As described above, in the present invention, the multivalued image data to be processed is converted into binary data by classifying it using two threshold values that define the required value range, and the binary image data is converted into 3×3 By indexing the image data using binary data of each 9 pixels when scanning with a window, the multi-value data and control value of the conversion value are determined, and the multi-value data and control value of the conversion value are switched according to the control value and output from the conversion table. Processing is performed to output the value of multivalued data or input data as the value of the center pixel of the window. This process is executed for all pixels, and if necessary, this series of processes is repeated as many times as necessary, and the threshold value and the contents of the conversion table are updated at each repetition, if necessary. In this way, by setting appropriate threshold values and conversion table contents, for one screen of multivalued image data, calculation of normal line, calculation of distance between multiple separated images, calculation of image size, calculation of image size, etc. Various processes such as removing noise inside the image can be performed.

(g) Effects of the Invention As explained above, according to the present invention, it is possible to calculate the normal line at each part of the outline of the three images, calculate the distance between multiple separated images, calculate the size of the image, and noise in the image. It is possible to easily and quickly perform processing such as removal of pixels to determine the relationship between pixels in a certain area within the same image.

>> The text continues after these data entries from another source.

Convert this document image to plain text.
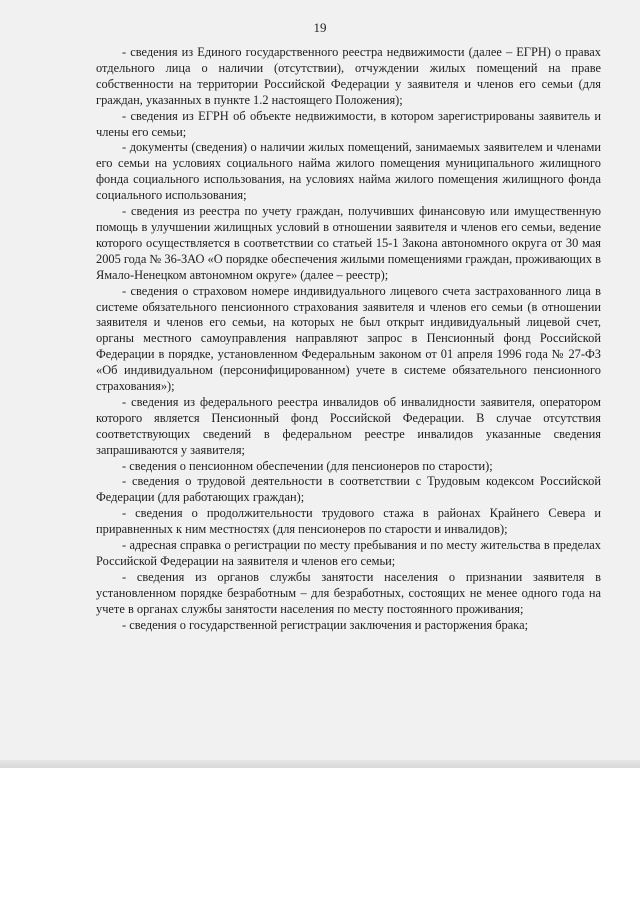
19

- сведения из Единого государственного реестра недвижимости (далее – ЕГРН) о правах отдельного лица о наличии (отсутствии), отчуждении жилых помещений на праве собственности на территории Российской Федерации у заявителя и членов его семьи (для граждан, указанных в пункте 1.2 настоящего Положения);

- сведения из ЕГРН об объекте недвижимости, в котором зарегистрированы заявитель и члены его семьи;

- документы (сведения) о наличии жилых помещений, занимаемых заявителем и членами его семьи на условиях социального найма жилого помещения муниципального жилищного фонда социального использования, на условиях найма жилого помещения жилищного фонда социального использования;

- сведения из реестра по учету граждан, получивших финансовую или имущественную помощь в улучшении жилищных условий в отношении заявителя и членов его семьи, ведение которого осуществляется в соответствии со статьей 15-1 Закона автономного округа от 30 мая 2005 года № 36-ЗАО «О порядке обеспечения жилыми помещениями граждан, проживающих в Ямало-Ненецком автономном округе» (далее – реестр);

- сведения о страховом номере индивидуального лицевого счета застрахованного лица в системе обязательного пенсионного страхования заявителя и членов его семьи (в отношении заявителя и членов его семьи, на которых не был открыт индивидуальный лицевой счет, органы местного самоуправления направляют запрос в Пенсионный фонд Российской Федерации в порядке, установленном Федеральным законом от 01 апреля 1996 года № 27-ФЗ «Об индивидуальном (персонифицированном) учете в системе обязательного пенсионного страхования»);

- сведения из федерального реестра инвалидов об инвалидности заявителя, оператором которого является Пенсионный фонд Российской Федерации. В случае отсутствия соответствующих сведений в федеральном реестре инвалидов указанные сведения запрашиваются у заявителя;

- сведения о пенсионном обеспечении (для пенсионеров по старости);

- сведения о трудовой деятельности в соответствии с Трудовым кодексом Российской Федерации (для работающих граждан);

- сведения о продолжительности трудового стажа в районах Крайнего Севера и приравненных к ним местностях (для пенсионеров по старости и инвалидов);

- адресная справка о регистрации по месту пребывания и по месту жительства в пределах Российской Федерации на заявителя и членов его семьи;

- сведения из органов службы занятости населения о признании заявителя в установленном порядке безработным – для безработных, состоящих не менее одного года на учете в органах службы занятости населения по месту постоянного проживания;

- сведения о государственной регистрации заключения и расторжения брака;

[Brief explanation of drawings]

FIG. 1 is an example of an image data processing system using a logical filter for processing multivalued image data, FIG. 2 is a block diagram of an embodiment of the logical filter for processing multivalued image data according to the present invention, and FIG. FIG. 4 is an explanatory diagram of a binarization circuit, FIG. 4 is an explanatory diagram of a conversion table, and FIGS. 5, 6, 7, and 8 are explanatory diagrams of various calculation processes according to the embodiment. In the figure, 1 is an image memory, 3 is a logical filter for processing multivalued image data, and 8 and 9 are conversion tables.

Claims (1)

[Claims] 1. A binarization circuit, a conversion table, and a switching circuit. , binarize using two given thresholds, and sequentially output binary data for each 9 pixels when the image data is scanned by a 3×3 window, and the conversion table is The switching circuit receives binary data as input and outputs preset given multi-value data and control values corresponding to the binary data, and the switching circuit outputs the multi-value data and control values output from the conversion table. A logical filter for processing multivalued image data, characterized in that multivalued data of a predetermined pixel of the image data is switched in accordance with the control value and outputted as multivalued data of a center pixel of the window.